Questa notte, tutto il mondo (chi ha potuto) ha assistito con grande interesse alle elezioni americane, per le ovvie ricadute locali nell’era della globalizzazione. Ma per un Paese in particolare il risultato elettorale americano era una questione di vita o di morte: l’Ucraina.

Attaccando con Kiev l’“ordine globale” vigente, Putin aveva scommesso – più che sulle sue armate – sulla scarsa volontà dell’Occidente di difendere i principi su cui esso stesso si fonda. Codificati – dopo la Seconda guerra mondiale – a Norimberga, nella dichiarazione universale dei diritti dell’Uomo, nel diritto penale internazionale, nelle istituzioni delle Nazioni Unite, della Banca Mondiale, del Wto, dell’Ocse e di altri organismi di cooperazione internazionale. Principi, peraltro, spesso violati dai repubblicani americani (Bush jr. in Iraq, ecc).

Con il successo di Trump, Putin ha vinto la sua prima scommessa: a fine gennaio gli Stati Uniti verosimilmente ritireranno il loro sostegno economico e militare all’Ucraina invasa, colpita, torturata ma finora solo in parte sottomessa.

Biden si è premurato di lasciare in eredità agli ucraini un po’ di soldi e di armi. Ma l’ascesa a Washington di un fervente ammiratore di Putin si farà sentire subito al fronte, attraverso il meccanismo potente delle aspettative. La prevista interruzione degli aiuti, infatti, potrebbe facilmente demoralizzare gli ucraini, determinandone il rapido crollo. È già successo in Afghanistan pochi anni fa, quando la notizia di un futuro disimpegno americano determinò il rapido crollo dell’esercito alleato locale e, a seguire, la fuga ignominiosa degli americani.
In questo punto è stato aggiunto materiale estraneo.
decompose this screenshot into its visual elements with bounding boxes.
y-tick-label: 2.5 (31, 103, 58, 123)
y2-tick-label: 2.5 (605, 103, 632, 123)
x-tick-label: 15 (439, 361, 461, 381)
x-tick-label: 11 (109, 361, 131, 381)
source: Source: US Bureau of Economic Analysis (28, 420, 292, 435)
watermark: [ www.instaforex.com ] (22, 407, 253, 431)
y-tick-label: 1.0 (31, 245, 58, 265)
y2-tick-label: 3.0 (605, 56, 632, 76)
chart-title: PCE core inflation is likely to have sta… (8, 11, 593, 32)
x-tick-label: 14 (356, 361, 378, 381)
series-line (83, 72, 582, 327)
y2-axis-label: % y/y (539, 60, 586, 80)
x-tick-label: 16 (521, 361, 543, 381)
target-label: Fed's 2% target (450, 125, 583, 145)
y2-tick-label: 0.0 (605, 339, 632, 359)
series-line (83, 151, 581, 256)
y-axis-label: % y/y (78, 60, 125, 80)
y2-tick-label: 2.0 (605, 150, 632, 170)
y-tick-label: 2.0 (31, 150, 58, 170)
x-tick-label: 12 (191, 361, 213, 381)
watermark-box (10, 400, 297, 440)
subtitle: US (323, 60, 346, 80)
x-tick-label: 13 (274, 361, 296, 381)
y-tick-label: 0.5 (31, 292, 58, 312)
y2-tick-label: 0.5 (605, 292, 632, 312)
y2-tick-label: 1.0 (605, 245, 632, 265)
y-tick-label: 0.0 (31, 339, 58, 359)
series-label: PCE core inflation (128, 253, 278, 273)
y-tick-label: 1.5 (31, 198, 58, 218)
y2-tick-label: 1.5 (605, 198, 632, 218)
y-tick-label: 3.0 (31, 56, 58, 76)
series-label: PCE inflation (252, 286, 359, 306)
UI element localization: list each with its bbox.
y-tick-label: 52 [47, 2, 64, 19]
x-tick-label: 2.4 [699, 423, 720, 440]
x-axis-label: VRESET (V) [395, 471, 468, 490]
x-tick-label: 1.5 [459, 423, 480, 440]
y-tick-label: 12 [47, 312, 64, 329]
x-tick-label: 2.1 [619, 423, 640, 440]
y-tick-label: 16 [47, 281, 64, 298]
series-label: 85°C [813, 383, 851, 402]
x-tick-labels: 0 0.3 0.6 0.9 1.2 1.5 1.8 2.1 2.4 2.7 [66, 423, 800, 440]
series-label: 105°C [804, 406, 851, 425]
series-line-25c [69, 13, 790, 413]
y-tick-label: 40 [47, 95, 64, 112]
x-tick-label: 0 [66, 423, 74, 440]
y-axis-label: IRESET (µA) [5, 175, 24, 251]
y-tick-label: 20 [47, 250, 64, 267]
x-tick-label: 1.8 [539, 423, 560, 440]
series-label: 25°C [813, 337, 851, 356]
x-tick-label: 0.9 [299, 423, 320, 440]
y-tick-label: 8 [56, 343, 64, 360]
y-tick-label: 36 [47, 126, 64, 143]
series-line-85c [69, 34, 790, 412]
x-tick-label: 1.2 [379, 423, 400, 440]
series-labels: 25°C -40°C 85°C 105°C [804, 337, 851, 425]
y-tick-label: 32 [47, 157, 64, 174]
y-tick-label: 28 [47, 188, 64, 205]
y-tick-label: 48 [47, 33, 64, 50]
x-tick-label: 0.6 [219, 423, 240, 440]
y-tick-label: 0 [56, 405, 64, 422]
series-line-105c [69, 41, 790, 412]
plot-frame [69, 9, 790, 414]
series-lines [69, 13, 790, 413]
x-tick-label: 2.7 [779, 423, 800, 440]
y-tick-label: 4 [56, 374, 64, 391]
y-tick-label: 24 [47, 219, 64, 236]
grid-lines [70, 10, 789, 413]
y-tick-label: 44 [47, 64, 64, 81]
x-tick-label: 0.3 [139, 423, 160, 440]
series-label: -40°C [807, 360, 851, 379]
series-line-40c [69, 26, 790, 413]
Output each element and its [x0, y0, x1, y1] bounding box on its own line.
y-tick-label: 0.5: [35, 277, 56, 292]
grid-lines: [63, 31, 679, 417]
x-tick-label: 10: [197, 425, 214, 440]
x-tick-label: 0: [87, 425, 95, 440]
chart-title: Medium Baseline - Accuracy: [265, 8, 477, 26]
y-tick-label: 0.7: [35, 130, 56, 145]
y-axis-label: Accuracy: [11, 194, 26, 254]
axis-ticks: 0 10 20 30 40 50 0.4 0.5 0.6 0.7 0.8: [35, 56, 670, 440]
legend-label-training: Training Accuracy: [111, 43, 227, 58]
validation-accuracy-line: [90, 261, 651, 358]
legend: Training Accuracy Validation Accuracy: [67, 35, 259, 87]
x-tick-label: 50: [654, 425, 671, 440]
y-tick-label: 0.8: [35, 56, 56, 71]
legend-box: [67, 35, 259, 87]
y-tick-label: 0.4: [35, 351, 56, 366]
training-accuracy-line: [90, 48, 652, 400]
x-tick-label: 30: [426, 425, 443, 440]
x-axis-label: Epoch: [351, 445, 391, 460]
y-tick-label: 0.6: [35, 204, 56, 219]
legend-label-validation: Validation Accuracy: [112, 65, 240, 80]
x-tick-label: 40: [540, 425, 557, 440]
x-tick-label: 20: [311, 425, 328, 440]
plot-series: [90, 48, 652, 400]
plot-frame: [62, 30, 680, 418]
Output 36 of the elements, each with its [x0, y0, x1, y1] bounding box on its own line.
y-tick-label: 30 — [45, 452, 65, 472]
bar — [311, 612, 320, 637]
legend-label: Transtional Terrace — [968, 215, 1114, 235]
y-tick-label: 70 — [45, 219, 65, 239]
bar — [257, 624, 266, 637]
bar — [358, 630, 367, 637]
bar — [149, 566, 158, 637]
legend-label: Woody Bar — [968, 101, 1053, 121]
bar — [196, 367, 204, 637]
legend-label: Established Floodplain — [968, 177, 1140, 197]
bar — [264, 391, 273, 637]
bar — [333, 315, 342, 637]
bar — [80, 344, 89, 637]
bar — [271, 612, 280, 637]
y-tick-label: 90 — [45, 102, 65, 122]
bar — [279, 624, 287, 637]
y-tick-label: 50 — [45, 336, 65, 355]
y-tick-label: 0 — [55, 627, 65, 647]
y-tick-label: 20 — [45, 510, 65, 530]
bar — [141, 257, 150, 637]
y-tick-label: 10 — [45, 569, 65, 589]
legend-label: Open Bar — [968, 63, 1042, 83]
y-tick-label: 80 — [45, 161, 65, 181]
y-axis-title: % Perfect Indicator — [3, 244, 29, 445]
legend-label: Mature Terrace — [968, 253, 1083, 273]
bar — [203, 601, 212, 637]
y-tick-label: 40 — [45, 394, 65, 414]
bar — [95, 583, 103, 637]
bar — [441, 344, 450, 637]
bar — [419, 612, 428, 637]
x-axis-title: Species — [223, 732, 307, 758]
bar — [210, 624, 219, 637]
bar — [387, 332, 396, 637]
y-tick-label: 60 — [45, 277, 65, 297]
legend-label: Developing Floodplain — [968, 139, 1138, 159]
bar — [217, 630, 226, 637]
Se dunque l’Europa volesse salvare Kiev dovrebbe agire immediatamente, proponendosi in modo credibile al posto degli americani. I quali però non offrivano agli ucraini solo soldi e armi, ma anche un ombrello nucleare basato sulla deterrenza. E questa, contrariamente al flusso di armi e soldi, cesserà improvvisamente il prossimo 20 gennaio, con il passaggio delle consegne da Biden a Trump.

L’Europa avrebbe dunque di fronte un compito estremamente arduo e urgente, che richiederebbe di fare in due mesi quei progressi che per decenni sono mancati, sul coordinamento delle politiche estere e di difesa e sulla messa in comune della sovranità. O almeno, occorrerebbero fantasia e leadership per creare meccanismi istituzionali provvisori/straordinari ma funzionali.

Ma perché mai l’Unione europea dovrebbe difendere l’Ucraina? Le categorie geopolitiche non chiariscono la questione. Come dice Putin, la guerra (mondiale) è fra i sostenitori del vecchio ordine globale (liberale) e i sostenitori del nuovo ordine globale (autoritario). La profonda divisione dell’elettorato americano dimostra che la faglia fra i liberali e gli autoritari attraversa tutte le nazioni. Questa faglia (come altre) in caso di scontro paralizza ed espone le democrazie (per questo Putin le ritiene decadenti), condannando i regimi liberali alla sconfitta.

L’alternativa è una vergognosa resa dell’Europa in Ucraina. Rinunciando a sostenere la parte combattente del movimento liberaldemocratico internazionale, l’Europa invierebbe un chiaro segnale a dei pericolosi clienti: di essere disposta a sottomettersi. E tuttavia, è questa la soluzione di gran lunga più probabile, in base ai vincoli politici correnti e alla storia di promesse occidentali non mantenute degli ultimi secoli – dalle rivoluzioni del 1848 al tradimento della Cecoslovacchia nel 1938, alla ‘drole de guerre’ nel settembre 1939.

La vittoria di Trump accelera la crisi delle democrazie, acutamente percepita da Putin nel suo ormai famoso articolo di geopolitica del 2021 (del quale l’ambasciata russa due settimane fa pubblicizzava una traduzione in italiano). Oggi come allora la politica ‘piccola’ ha tutto l’interesse ad alimentare l’illusione che la pace e la libertà possono essere conservate a buon mercato: il risveglio è quasi sempre duro.